Rui Rama da Silva: O valor por contabilizar

As contas das nossas associações e corpos de bombeiros não reflectem tudo o que se passa neles. São muitos e valiosos os elementos dos corpos de bombeiros que, na qualidade de voluntários ou de assalariados, mas muito para além do que se possa considerar actividade laboral, contribuem de muitas formas para as suas associações e corpos de bombeiros.

A contabilidade, tecnicamente, não reflecte isso mas os resultados estão bem à vista de todos.

Falo dos bombeiros e bombeiras que, nos tempos livres ou, muito para além do que se possa considerar um horário de trabalho, trabalham na preservação, recuperação e restauro das infraestruturas, pinturas e alterações, e das viaturas e equipamentos antigos das respectivas associações.

Conheço muitos desses elementos, verdadeiros carolas, verdadeiros heróis do fazer muito com pouco ou até nenhum dinheiro. Não só operam milagres no domínio do custo/benefício como contribuem também de diversas maneiras para restaurar e mostrar a memória colectiva associativa.
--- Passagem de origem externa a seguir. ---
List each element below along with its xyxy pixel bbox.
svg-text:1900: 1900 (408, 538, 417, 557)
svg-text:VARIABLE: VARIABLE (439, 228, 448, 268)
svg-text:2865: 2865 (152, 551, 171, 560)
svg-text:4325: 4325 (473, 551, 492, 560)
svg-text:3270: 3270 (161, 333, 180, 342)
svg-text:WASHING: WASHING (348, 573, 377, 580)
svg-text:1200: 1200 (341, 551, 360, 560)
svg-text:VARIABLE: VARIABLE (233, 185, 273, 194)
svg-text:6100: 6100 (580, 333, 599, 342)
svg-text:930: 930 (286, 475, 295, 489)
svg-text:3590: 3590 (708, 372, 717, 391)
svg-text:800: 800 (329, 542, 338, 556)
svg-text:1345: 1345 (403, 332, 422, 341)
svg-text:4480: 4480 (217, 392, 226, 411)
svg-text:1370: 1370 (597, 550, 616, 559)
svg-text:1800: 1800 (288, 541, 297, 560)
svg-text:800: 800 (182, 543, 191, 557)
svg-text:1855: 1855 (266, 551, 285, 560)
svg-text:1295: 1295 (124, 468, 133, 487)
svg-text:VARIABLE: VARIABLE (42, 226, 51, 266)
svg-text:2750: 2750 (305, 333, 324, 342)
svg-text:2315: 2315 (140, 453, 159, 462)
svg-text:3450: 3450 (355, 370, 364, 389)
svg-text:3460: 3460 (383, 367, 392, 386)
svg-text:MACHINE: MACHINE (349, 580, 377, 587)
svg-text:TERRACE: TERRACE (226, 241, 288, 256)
Nas últimas semanas conheci mais dois desses verdadeiros magos, o Vitor Parrança e o Adelino Gonçalves, dos Bombeiros Voluntários de Beja. Está à vista o extraordinário trabalho que têm feito, com a colaboração de outros companheiros, quer na manutenção e melhoramentos das instalações, quer na recuperação de verdadeiras relíquias móveis que no passado serviram para prestar socorro. Falo do veículo de combate a incêndios da marca “Fargo” em fase adiantada de restauro liderado pelo Vitor e que, à época, conta-se, chegou a ser invejado e cobiçado pelos Sapadores de Lisboa. Falo também de um antigo auto-projectores “Land-Rover”, um mimo cuja recuperação está praticamente concluída graças ao grupo liderado pelo Adelino. Sem falar ainda no “GMC” “Vida por Vida”.

E muitas mais coisas se podem apontar ao Vitor Parrança e ao Adelino Gonçalves e aos muitos outros Vitores e Adelinos espalhados pelas associações e corpos de bombeiros deste país.

Com a colaboração de todos eles, os benefícios para a história das associações ficam bem patentes nos muitos objectos recuperados para o seu acervo, como testemunho do passado, como identidade do que foi feito. Ficam também os benefícios económicos que, apesar de conhecidos, na prática, por força das regras contabilísticas, acabam por merecer o devido registo e sublinhado.

A vida das associações e corpos de bombeiros também é feita desta gente que, mesmo a coberto da timidez ou da pouca vontade de vir a palco, vão deixando marcas precisas do seu apego aos Bombeiros. Bem hajam por isso, mesmo que esse enorme valor, mesmo assim, fique por contabilizar.